In order to provide a secure service, the connectors have to authenticate toward the service and also the service has to authenticate toward the connector. This is done using client and server certificates when the connectors initiate the connection. This way the administrator’s username and password are not stored on the connector machine.
The certificates that are used are specific to the Application Proxy service. They are created during the initial registration and automatically renewed by the connectors every couple of months. If a connector is not connected to the service to a period of several months, it might have outdated certificate and registration is required. In this case, just uninstall and install the connector to trigger registration or run the following PowerShell commands:
Performance & Scalability
While the on-line service scale is transparent for you, scale is a factor when it comes to connectors. You need to have enough connectors to handle the peak traffic. Since the connectors are stateless, they are not dependent on the number of users or on sessions, but on the number of requests and their payload size. For the standard Web traffic, we have seen an average machine handle a couple of thousands of requests per second – depending on the exact machine characteristics.
The connector performance is bound by CPU and networking. CPU is needed for the SSL encryption and decryption while networking is important to get fast connectivity to the applications and to the on-line service in Azure. In contrast, memory is less of an issue for the connectors.
On the service, we make an effort to off load the connectors as much as we can. The on-line service is taking care of much of the processing and on all unauthenticated traffic. Everything that can be done in the cloud, is done in the cloud.
Another factor on the performance is the quality of the networking between the connectors and:
- The on-line service: If the connection is slow, jitter or have high latency it will influences the service level. It is the best if your organization is connected to Azure via Express Route or that the networking team made sure that connections to Azure are handled in an efficient way.
- The backend applications: In some cases, there are additional proxies between the connector and the backend applications. It is easy to troubleshoot this by opening a browser from the connector machine and accessing these applications. If you run the connectors in Azure, and the applications are on-prem, the experience might not be as your users are used to.
- The domain controllers: if the connectors are performing SSO using Kerberos Constrained Delegation (KCD), they contact the domain controllers before they send the request to the backend. The connectors have a cache of Kerberos tickets but in a busy environments, the responsiveness of the domain controllers can slow the experience. This is more common for connectors that run in Azure while the domain controllers are on-prem.
Under the hood
While we provide all the tools for you in Azure, the connectors also have lots of local useful functionality. As the connectors are based on Windows Server Web Application Proxy, they have most of the same management tools; including the rich set of Windows Event Logs and Windows Performance counters:
Note that the connectors have both admin and session logs.

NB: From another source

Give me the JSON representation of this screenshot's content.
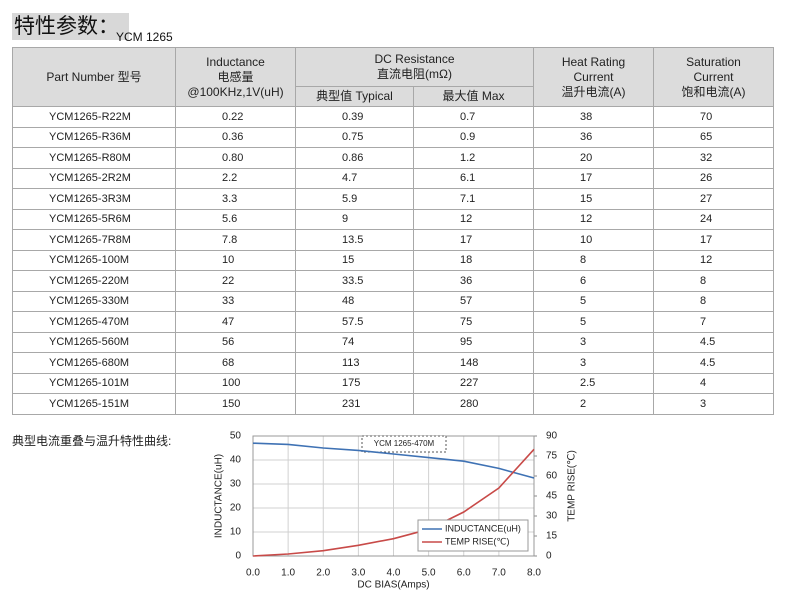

The admin logs includes key events and the errors. The session logs include all the transactions and their detailed processing. To be able to see them, you have to enable “show analytic and debug logs” on the event viewer “view” menu. Then, you have to enable them to start collecting events. These logs do not appear in Web Application Proxy in Windows Server 2012 R2, as the connectors are based on a newer version.
If you want to examine their execution, the connector is comprised of two Windows Services, one is the actual connector, and another is one that takes care of the update. Both of them are required to run all the time.
We are going to update this post as we evolve the connectors on future releases.